愛するルーシーを穢れの町の大火で失ったクロッドは、祖父であり一族の長であるウンビットと再会し、アイアマンガー一族の野望に巻き込まれることになる。堆塵館を出てからの様々な経験と成長によって、物を自在に操る能力を高めてきたクロッドは、アイアマンガー一族に対するロンドン市民たちの差別的感情に怒り、そのパワーをさらに強大なものとしていく。

一方、穢れの町の混乱からどうにか脱出したルーシーは、クロッドを探し求め、肺都の地下深くに潜伏する反体制的な少年グループと合流し、この混乱との戦いに挑んでいく。それは、愛するクロッドを救済するための戦いであり、アイアマンガーという強大な権力やロンドンという社会から虐げられてきた者たちの復讐である。ルーシーは、反社会組織の象徴であり、彼女自信がレジスタンスなのだ。

しかし、なんという壮大なスケールの物語なのだろうか。「堆塵館」というクローズした場所からはじまったひ弱な少年と勝ち気な少女の物語は、「穢れの町」での冒険と苦難を経て大きく成長した。大人になった少年と少女は、それぞれに力強さと賢さを身に着け、大きな一族の中での葛藤、警察や民衆たちとの対立に敢然と立ち向かい、重く苦しい決断を迫られる。

この大きなスケールの物語を最後まで破綻することなく描き切るエドワード・ケアリーという作家の力には感服するしかない。彼のイマジネーションとそれをストーリーとして形にする力があるからこそ、アイアマンガー三部作は私たち読者を強く惹きつけるのだと思う。

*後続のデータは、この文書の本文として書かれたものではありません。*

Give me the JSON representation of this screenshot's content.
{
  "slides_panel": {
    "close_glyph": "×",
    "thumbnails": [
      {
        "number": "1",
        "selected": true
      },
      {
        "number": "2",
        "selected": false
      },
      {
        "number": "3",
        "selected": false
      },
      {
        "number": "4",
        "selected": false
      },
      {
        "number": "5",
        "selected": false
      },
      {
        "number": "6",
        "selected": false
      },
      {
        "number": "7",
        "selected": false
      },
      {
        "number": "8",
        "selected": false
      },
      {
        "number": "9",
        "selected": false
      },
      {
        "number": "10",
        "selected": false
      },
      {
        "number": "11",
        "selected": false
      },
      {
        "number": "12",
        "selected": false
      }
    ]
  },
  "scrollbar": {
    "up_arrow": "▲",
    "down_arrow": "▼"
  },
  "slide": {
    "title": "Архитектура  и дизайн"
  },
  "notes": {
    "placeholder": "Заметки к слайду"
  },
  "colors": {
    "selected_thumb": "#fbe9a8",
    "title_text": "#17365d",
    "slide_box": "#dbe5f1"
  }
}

アイアマンガー三部作は、主人公であるクロッドとルーシーが注目される物語であるが、脇を固める登場人物たちも魅力的なメンバーが揃っている。登場人物が多いので読んでいて混乱しそうになるが、少なくともアイアマンガー一族についてはケアリー自身の手による家系図が掲載されているので、それを確認しながら、ウンビットやクロッド以外のモーアカスやリピット、ビナディットといった登場人物についてチェックすることもできる。

「穢れの町」で登場して人気キャラクターとなったビナディットは、「肺都」にも引き続き登場する。「肺都」では彼に淡く切ない物語も用意されていて、ビナディットファンには胸に刺さるのではないだろうか。

訳者あとがきで古屋美登里さんは、「なぜ四巻目がないのかと狼狽え、呆然とする」読者がいるのではないか、と記している。確かに、アイアマンガー三部作は「肺都」で完結した。ラストがどういう展開になっているかはネタバレになるので記さないが、クロッドとルーシーの将来を想像したくなる終わり方になっている。古屋さんの言うように、ケアリー自身の手によるクロッドとルーシーの大人になった姿を読んでみたい気持ちもある。でも、やはりここはふたりの将来を私たち自身で想像してみるのが良いのだろうと思う。きっと、ひとりひとりの読者がそれぞれに思い描くふたりの未来が生まれると思う。

私にとっては、「肺都」が2017年を締めくくる読み納めの作品となった。レビューもこれが2017年のラストレビューである。1年の最後に読んだ作品が「肺都」であったことをとても幸せに感じる。気持ちのよい読書体験であった。